Sunday, October 01, 2006

Books of interest...Without Roots, by Joseph Ratzinger and Marcello Pera

Europe faces the crisis of its life: birth rates are declining, immigrant Muslim populations are exploding, and the cradle of Christianity seems to have lost the will to live. In Without Roots: The West, Relativism, Christianity, Islam Joseph Ratzinger (Pope Benedict XVI) and Marcello Pera detail just how bad things have become. Europe, they say, has become hollowed out from within, paralyzed in its culture and its public life, unable to face the life-and-death challenges that now confront it. These considerations, obviously, have implications much larger than Europe - many of the same challenges are being played out by aggressive proponents of secularism and relativism in our own culture wars.

Pope Benedict notes that plummeting birth rates show that "Europe is infected by a strange lack of desire for the future. Children, our future, are perceived as a threat to the present." Generation after generation of below-replacement-level birthrates have created a demographic vacuum which is now being filled by transplanted populations whose presence in Europe is a challenge to Europe's identity, and could become a threat to European democracy.
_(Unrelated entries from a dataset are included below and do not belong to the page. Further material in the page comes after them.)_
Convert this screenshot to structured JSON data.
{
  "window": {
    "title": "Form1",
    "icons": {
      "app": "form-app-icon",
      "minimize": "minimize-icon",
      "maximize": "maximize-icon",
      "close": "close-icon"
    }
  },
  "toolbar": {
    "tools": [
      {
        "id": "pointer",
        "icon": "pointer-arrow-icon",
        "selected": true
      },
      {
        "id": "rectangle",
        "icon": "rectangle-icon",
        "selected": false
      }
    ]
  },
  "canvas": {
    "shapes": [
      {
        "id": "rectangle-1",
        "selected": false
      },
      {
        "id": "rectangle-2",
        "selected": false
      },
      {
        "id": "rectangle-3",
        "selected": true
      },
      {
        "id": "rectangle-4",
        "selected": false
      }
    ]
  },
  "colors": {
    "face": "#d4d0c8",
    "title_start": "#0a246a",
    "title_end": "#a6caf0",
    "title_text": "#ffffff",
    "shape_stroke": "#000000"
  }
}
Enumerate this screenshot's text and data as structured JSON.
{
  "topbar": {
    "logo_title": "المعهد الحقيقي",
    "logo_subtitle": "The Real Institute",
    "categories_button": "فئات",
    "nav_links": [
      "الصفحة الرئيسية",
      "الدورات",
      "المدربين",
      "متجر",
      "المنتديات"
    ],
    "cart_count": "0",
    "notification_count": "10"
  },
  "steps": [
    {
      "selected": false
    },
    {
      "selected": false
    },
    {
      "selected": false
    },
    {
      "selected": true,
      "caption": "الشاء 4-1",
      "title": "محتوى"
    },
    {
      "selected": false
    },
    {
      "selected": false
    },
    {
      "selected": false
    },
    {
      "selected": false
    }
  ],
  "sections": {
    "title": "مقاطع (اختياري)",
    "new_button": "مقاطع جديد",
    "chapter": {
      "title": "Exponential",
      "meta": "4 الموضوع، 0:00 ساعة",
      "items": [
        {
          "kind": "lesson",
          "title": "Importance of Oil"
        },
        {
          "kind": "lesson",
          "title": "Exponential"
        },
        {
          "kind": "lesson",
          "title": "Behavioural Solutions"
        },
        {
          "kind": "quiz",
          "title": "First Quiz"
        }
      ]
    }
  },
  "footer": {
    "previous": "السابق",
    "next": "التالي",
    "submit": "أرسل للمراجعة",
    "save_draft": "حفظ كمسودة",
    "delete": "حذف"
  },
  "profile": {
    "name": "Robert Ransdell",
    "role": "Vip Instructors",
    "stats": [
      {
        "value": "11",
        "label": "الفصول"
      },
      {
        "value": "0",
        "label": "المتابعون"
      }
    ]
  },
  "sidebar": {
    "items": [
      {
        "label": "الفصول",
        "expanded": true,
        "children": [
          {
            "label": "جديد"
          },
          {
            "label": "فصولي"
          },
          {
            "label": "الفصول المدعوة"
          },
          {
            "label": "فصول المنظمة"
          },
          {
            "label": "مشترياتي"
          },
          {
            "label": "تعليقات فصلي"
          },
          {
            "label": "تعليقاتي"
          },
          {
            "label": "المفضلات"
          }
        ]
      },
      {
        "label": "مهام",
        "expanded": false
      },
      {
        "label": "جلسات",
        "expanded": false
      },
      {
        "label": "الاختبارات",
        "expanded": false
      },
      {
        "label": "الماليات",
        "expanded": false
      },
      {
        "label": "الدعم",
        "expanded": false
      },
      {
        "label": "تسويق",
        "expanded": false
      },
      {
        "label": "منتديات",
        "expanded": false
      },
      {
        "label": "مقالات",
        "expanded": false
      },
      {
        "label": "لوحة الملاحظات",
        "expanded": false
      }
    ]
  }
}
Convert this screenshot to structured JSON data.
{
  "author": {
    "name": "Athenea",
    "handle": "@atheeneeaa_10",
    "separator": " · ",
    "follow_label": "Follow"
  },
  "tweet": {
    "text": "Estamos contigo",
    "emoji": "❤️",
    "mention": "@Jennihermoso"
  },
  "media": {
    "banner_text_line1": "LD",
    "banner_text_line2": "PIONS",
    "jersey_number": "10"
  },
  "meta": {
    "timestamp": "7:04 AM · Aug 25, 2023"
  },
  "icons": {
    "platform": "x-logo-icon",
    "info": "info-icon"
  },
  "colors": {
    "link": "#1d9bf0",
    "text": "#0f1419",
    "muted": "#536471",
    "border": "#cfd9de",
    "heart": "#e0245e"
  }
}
Yet in the face of the growing challenge of Islam, Europe's adamant secularism and rejection of its own Christian heritage have left it helpless: unable to formulate any reasons for saying that Christianity is better than Islam or for resisting Islam at all. The West's boredom with its own principles and values couldn't come at a worse time: at the very moment in which it has been targeted by a deadly war declared and conducted by Islam.

Pope Benedict and Professor Pera argue that Europe is much more than just a great technological, economic, and political power. What gives a civilization its real identity and vitality, they argue, is its sense of the sacred. They explain that what men and women honor, cherish, and worship is the most dynamic element in human affairs, at least over the long haul, and that Europe can only survive by recovering the preciousness of its Christian heritage. It is time, they maintain, for Christian believers to help Europe reclaim what is best in that heritage and thereby place itself at the service of all mankind.

Among the insights of Pope Benedict XVI and Marcello Pera:

  • Why Europe is much more than merely a geographical entity

  • The false premises of relativism that led it to the erroneous and disastrous consequences we are seeing in the world today

  • How Europe's Christian identity emerged -- and why it unraveled in such a relatively brief span of time

  • Why neither "European civilization" nor any other civilization can be understood simply by looking at its technological and aesthetic achievements

  • Why Europe is in such deep crisis despite being healthier, wealthier, and more secure than ever before

  • What Europe's declining birthrates and disinclination to create the future have to do with its rejection of its past -- of the spiritual roots of European civilization

  • How Europe's relativism and rejection of Christianity threaten its commitment to human rights and equality before the law, and even to tolerance and civility among peoples of diverse convictions

  • How Europe's loss of values and of its sense of self even explains why so many Europeans opposed the second Iraq war and George W. Bush's Middle East democracy initiative

  • Why Europe commits such a grave error in believing that its institutions and values have no right or basis to be proclaimed as universal

  • How to oppose cultural relativism and relativism in terms of civilizations effectively

  • How relativism has even begun to infiltrate Christian theology, challenging both its exclusiveness and its inclusiveness

  • Why Catholics must admit that the inter-religious dialogue promoted by Vatican II has borne little fruit

  • Similarities - and key differences - between President Bush's democracy project and Woodrow Wilson's utopian vision

  • Why Europe cannot speak with a single voice or affirm a single strategy even when it comes to trying to secure its own survival

  • Why America, for all the virulence of our culture wars, is not as far gone as Europe
  • (Book description from Human Events Book Service)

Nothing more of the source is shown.